Alternatives to a School Field Trip to In-and-Out Burger
You may recall that my son’s school took an official school field trip to In-and-Out Burger as part of their lessons on food distribution chains and economics. I sent a polite but pointed email to the school principal explaining why we were opting-out of that trip. The principal sent me an appropriately polite response to my email and invited our suggestions of alternatives. My wife Lisa sent the principal this email describing what she did with Jacob instead of the In-and-Out Burger field trip:
I just wanted to follow up with you about alternatives to the In-N-Out field trip. Since both the field trip & our decision to pull Jacob was kind of last minute, I didn’t have much time to research alternatives. I ended up taking Jacob out for breakfast at Hobee’s & while there, discussing the cost of his entree & what went into that. We discussed the expenses restaurants incur (cooks, servers, rent, utilities, etc.); we also touched on the differences between “fast food” restaurants & other types of restaurants as well as regular vs. organic. Then we made notes about the ingredients used in his entree. From there we went over to Trader Joe’s and priced out those ingredients (going through the store with a notepad & pen, noting prices, quantities & serving sizes – we didn’t actually purchase anything). Then, we came home and calculated the total price, and then did a lot of division to calculate the price of one serving. (BTW, the $8.50 Florentine Scramble at Hobee’s can be made at home for $2.83, and that’s with about 50% organic ingredients to boot! :-))

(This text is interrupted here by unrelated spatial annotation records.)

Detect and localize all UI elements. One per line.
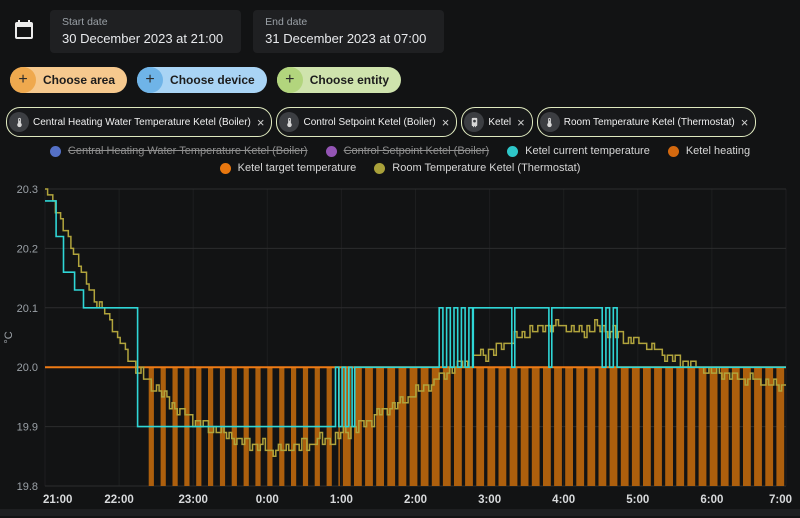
legend-label: Ketel heating [685, 145, 751, 157]
close-icon[interactable]: × [740, 114, 749, 130]
legend-row-2: Ketel target temperature Room Temperature… [0, 162, 800, 174]
legend-item[interactable]: Ketel heating [667, 145, 751, 157]
close-icon[interactable]: × [517, 114, 525, 130]
chart-legend: Central Heating Water Temperature Ketel … [0, 145, 800, 174]
svg-text:1:00: 1:00 [330, 494, 353, 506]
end-date-value: 31 December 2023 at 07:00 [265, 31, 427, 46]
entity-pill-label: Ketel [488, 116, 512, 128]
series-color-dot [325, 145, 337, 157]
svg-text:5:00: 5:00 [626, 494, 649, 506]
svg-text:20.0: 20.0 [17, 362, 38, 374]
legend-item[interactable]: Central Heating Water Temperature Ketel … [49, 145, 308, 157]
picker-chips: + Choose area + Choose device + Choose e… [10, 67, 800, 93]
start-date-field[interactable]: Start date 30 December 2023 at 21:00 [50, 10, 242, 53]
entity-pill[interactable]: Room Temperature Ketel (Thermostat) × [536, 107, 757, 137]
legend-label: Room Temperature Ketel (Thermostat) [392, 162, 581, 174]
svg-text:°C: °C [3, 331, 15, 343]
legend-item[interactable]: Ketel target temperature [219, 162, 357, 174]
choose-entity-button[interactable]: + Choose entity [276, 67, 402, 93]
entity-pill[interactable]: Control Setpoint Ketel (Boiler) × [276, 107, 458, 137]
svg-text:2:00: 2:00 [404, 494, 427, 506]
entity-pill-label: Central Heating Water Temperature Ketel … [33, 116, 251, 128]
svg-text:20.3: 20.3 [17, 184, 38, 196]
svg-text:7:00: 7:00 [769, 494, 792, 506]
calendar-icon [12, 18, 36, 45]
series-color-dot [374, 162, 386, 174]
svg-text:6:00: 6:00 [700, 494, 723, 506]
choose-area-button[interactable]: + Choose area [10, 67, 128, 93]
entity-pill[interactable]: Central Heating Water Temperature Ketel … [6, 107, 273, 137]
calendar-button[interactable] [10, 16, 38, 47]
thermometer-icon [539, 112, 560, 132]
chip-label: Choose entity [309, 73, 390, 87]
plus-icon: + [10, 67, 36, 93]
svg-text:22:00: 22:00 [104, 494, 133, 506]
start-date-label: Start date [62, 16, 108, 28]
end-date-field[interactable]: End date 31 December 2023 at 07:00 [253, 10, 445, 53]
series-color-dot [49, 145, 61, 157]
boiler-icon [464, 112, 485, 132]
svg-text:4:00: 4:00 [552, 494, 575, 506]
thermometer-icon [9, 112, 29, 132]
entity-pill[interactable]: Ketel × [461, 107, 533, 137]
plus-icon: + [276, 67, 303, 93]
legend-label: Control Setpoint Ketel (Boiler) [343, 145, 490, 157]
legend-item[interactable]: Control Setpoint Ketel (Boiler) [325, 145, 490, 157]
history-chart: 20.3 20.2 20.1 20.0 19.9 19.8 21:00 22:00 23:00 0… [0, 179, 800, 518]
svg-text:0:00: 0:00 [256, 494, 279, 506]
legend-item[interactable]: Ketel current temperature [507, 145, 650, 157]
legend-row-1: Central Heating Water Temperature Ketel … [0, 145, 800, 157]
end-date-label: End date [265, 16, 308, 28]
selected-entities: Central Heating Water Temperature Ketel … [6, 107, 800, 137]
chip-label: Choose area [43, 73, 116, 87]
svg-text:19.9: 19.9 [17, 422, 38, 434]
legend-label: Central Heating Water Temperature Ketel … [67, 145, 308, 157]
svg-text:21:00: 21:00 [43, 494, 72, 506]
close-icon[interactable]: × [256, 114, 265, 130]
legend-label: Ketel current temperature [525, 145, 650, 157]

The same morning Jacob’s class went to In-N-Out, our daughter’s class went to Hidden Villa Farm where they saw how crops are raised, eggs are harvested, goats milked & pigs born. I thought that was a nice view into “where food comes from,” and since HV also sells commercially, they can also discuss/show how they choose what to produce, how they package, transport, market & price it, etc.
If I’d had more time, I would have looked into possible “behind the scenes” tours from places like Whole Foods Market, the local Farmers Markets, Trader Joe’s and other local farms. If you would like me to research these sorts of options further, please let me know.
Lisa’s alternative excursion made quite an impression on Jacob. He became especially interested in organic foods, but the cost accounting also seems to have made an impact. Lisa also told me that several people at Hobee’s and Trader Joe’s overheard her talking to Jacob and gave her unsolicited compliments for her efforts.
In terms of alternatives, I think a visit to Hobee’s is a little better educationally than a visit to In-and-Out Burger, but I think both of them are inferior to a trip to where students could get multiple vendor perspectives, such as a farmer’s market. I think it would be really neat to hear different farmers at a farmer’s market explain why they think their product is superior to their competition and why it’s financially advantageous for farmers to sell their product via a farmer’s market as opposed to other distribution options. My guess is that the students would never look at Safeway’s the same after hearing that.